The Yilmaz-Rosen and Janis-Newman-Winicour metric solutions in the scalar-Einstein-Gauss-Bonnet $4d$ gravitational model

TL;DR

This paper explores scalar-Einstein-Gauss-Bonnet solutions for Yilmaz-Rosen and Janis-Newman-Winicour metrics, revealing exotic matter properties and deriving analytical solutions within scalar-tensor frameworks.

Contribution

It applies a reconstruction method to find new solutions in the sEGB model for specific metrics, highlighting the nature of the scalar field and energy conditions.

Findings

Potential U vanishes for the Yilmaz-Rosen metric.

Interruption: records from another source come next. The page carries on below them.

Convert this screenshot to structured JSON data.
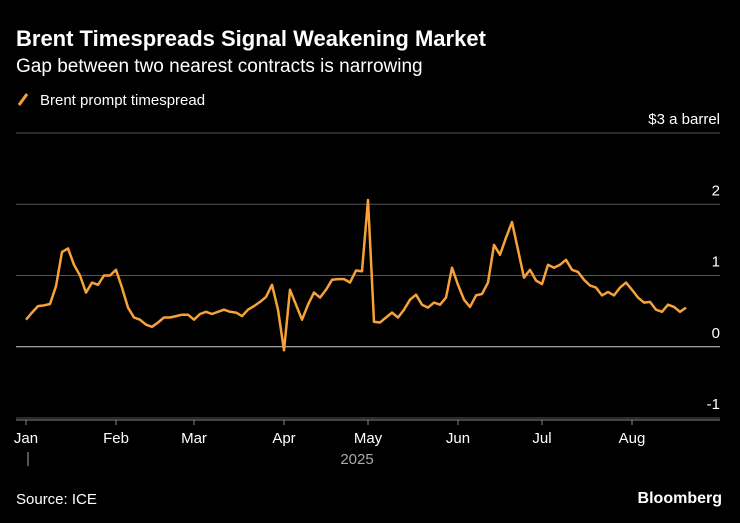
{
  "chart_data": {
    "type": "line",
    "title": "Brent Timespreads Signal Weakening Market",
    "subtitle": "Gap between two nearest contracts is narrowing",
    "xlabel": "2025",
    "source": "Source: ICE",
    "brand": "Bloomberg",
    "categories": [
      "Jan",
      null,
      null,
      null,
      null,
      null,
      null,
      null,
      null,
      null,
      null,
      null,
      null,
      null,
      null,
      "Feb",
      null,
      null,
      null,
      null,
      null,
      null,
      null,
      null,
      null,
      null,
      null,
      null,
      "Mar",
      null,
      null,
      null,
      null,
      null,
      null,
      null,
      null,
      null,
      null,
      null,
      null,
      null,
      null,
      "Apr",
      null,
      null,
      null,
      null,
      null,
      null,
      null,
      null,
      null,
      null,
      null,
      null,
      null,
      "May",
      null,
      null,
      null,
      null,
      null,
      null,
      null,
      null,
      null,
      null,
      null,
      null,
      null,
      null,
      "Jun",
      null,
      null,
      null,
      null,
      null,
      null,
      null,
      null,
      null,
      null,
      null,
      null,
      null,
      "Jul",
      null,
      null,
      null,
      null,
      null,
      null,
      null,
      null,
      null,
      null,
      null,
      null,
      null,
      null,
      "Aug",
      null,
      null,
      null,
      null,
      null,
      null,
      null,
      null,
      null
    ],
    "series": [
      {
        "name": "Brent prompt timespread",
        "color": "#f7a238",
        "values": [
          0.38,
          0.48,
          0.57,
          0.58,
          0.6,
          0.85,
          1.33,
          1.38,
          1.15,
          1.0,
          0.76,
          0.9,
          0.87,
          1.0,
          1.0,
          1.08,
          0.83,
          0.55,
          0.41,
          0.38,
          0.31,
          0.28,
          0.34,
          0.41,
          0.41,
          0.43,
          0.45,
          0.45,
          0.38,
          0.46,
          0.49,
          0.46,
          0.49,
          0.52,
          0.49,
          0.48,
          0.43,
          0.52,
          0.57,
          0.63,
          0.7,
          0.87,
          0.52,
          -0.05,
          0.8,
          0.59,
          0.38,
          0.59,
          0.76,
          0.69,
          0.8,
          0.94,
          0.95,
          0.95,
          0.9,
          1.07,
          1.06,
          2.06,
          0.35,
          0.34,
          0.41,
          0.48,
          0.41,
          0.52,
          0.66,
          0.73,
          0.59,
          0.55,
          0.62,
          0.59,
          0.69,
          1.11,
          0.87,
          0.66,
          0.56,
          0.72,
          0.74,
          0.9,
          1.43,
          1.29,
          1.53,
          1.75,
          1.36,
          0.97,
          1.08,
          0.93,
          0.88,
          1.15,
          1.11,
          1.15,
          1.22,
          1.08,
          1.05,
          0.94,
          0.86,
          0.83,
          0.72,
          0.77,
          0.72,
          0.83,
          0.9,
          0.8,
          0.69,
          0.62,
          0.63,
          0.52,
          0.49,
          0.59,
          0.56,
          0.49,
          0.55
        ]
      }
    ],
    "ylim": [
      -1,
      3
    ],
    "yticks": [
      -1,
      0,
      1,
      2,
      {
        "value": 3,
        "label": "$3 a barrel"
      }
    ],
    "grid": true
  }
}
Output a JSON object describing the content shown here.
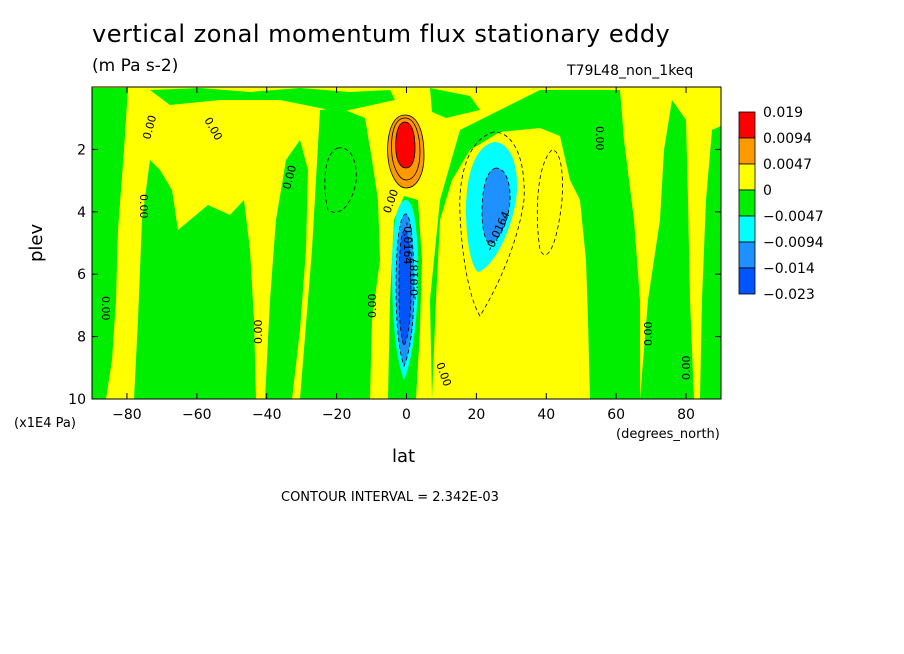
{
  "chart_data": {
    "type": "heatmap",
    "title": "vertical zonal momentum flux stationary eddy",
    "subtitle": "(m Pa s-2)",
    "run_label": "T79L48_non_1keq",
    "xlabel": "lat",
    "x_units": "(degrees_north)",
    "ylabel": "plev",
    "y_units": "(x1E4 Pa)",
    "xlim": [
      -90,
      90
    ],
    "ylim": [
      10,
      0
    ],
    "x_ticks": [
      -80,
      -60,
      -40,
      -20,
      0,
      20,
      40,
      60,
      80
    ],
    "y_ticks": [
      2,
      4,
      6,
      8,
      10
    ],
    "contour_interval": "CONTOUR INTERVAL = 2.342E-03",
    "contour_labels": [
      "0.00",
      "-0.0187",
      "-0.0164"
    ],
    "legend": {
      "placement": "right",
      "levels": [
        "0.019",
        "0.0094",
        "0.0047",
        "0",
        "-0.0047",
        "-0.0094",
        "-0.014",
        "-0.023"
      ],
      "colors": [
        "#ff0000",
        "#ff9900",
        "#ffff00",
        "#00ee00",
        "#00ffff",
        "#1e90ff",
        "#0055ff"
      ]
    },
    "features": [
      {
        "name": "positive-maximum",
        "lat": 0,
        "plev": 1.9,
        "value": 0.019
      },
      {
        "name": "equatorial-negative-minimum",
        "lat": 0,
        "plev": 6.5,
        "value": -0.023
      },
      {
        "name": "subtropical-negative-minimum",
        "lat": 25,
        "plev": 3.5,
        "value": -0.014
      }
    ]
  }
}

Scalar field is phantom-like and violates energy conditions.

Derived exact solutions in scalar-tensor theory for JNW metric.

Abstract

We consider the scalar-Einstein-Gauss-Bonnet (sEGB) $4d$ gravitational model with a scalar field $\varphi\left(u\right)$, Einstein and Gauss-Bonnet terms. The model action contains a potential term $U\left(\varphi\right)$, a Gauss-Bonnet coupling function $f\left(\varphi\right)$ and a parameter $\varepsilon = \pm 1$, where $\varepsilon = 1$ corresponds to the ordinary scalar field, and $\varepsilon = -1$ to the phantom field. In this paper we applied the sEGB reconstruction procedure from our previous work \cite{Er_Ivash} to the Y{\i}lmaz-Rosen metric, a solution potentially describing a quasi-black hole without an event horizon. Within this framework, we also derived analytical solutions based on scalar-tensor theory with minimal coupling. Our results indicate that for this configuration, the potential $U$ vanishes and the scalar field is phantom-like. Furthermore, an analysis of the Einstein equations in the Y{\i}lmaz-Rosen metric reveals that all energy conditions are violated. The corresponding energy-momentum tensor suggests the presence of exotic matter with negative pressure, as indicated by the negative value of $T_u^u$. This could originate from a scalar field (such as the Higgs field or another nonlinear field), or from phenomena like dark energy or quintessence. In addition, we considered the application of our reconstruction method in the sEGB model in the Janis-Newman-Winicour (JNW) metric. As noted in this paper, the Y{\i}lmaz-Rosen metric is a limiting case of the Janus metric (as $s \to +\infty$). Furthermore, we obtained some exact solutions of scalar-tensor theory with minimal coupling in the JNW metric.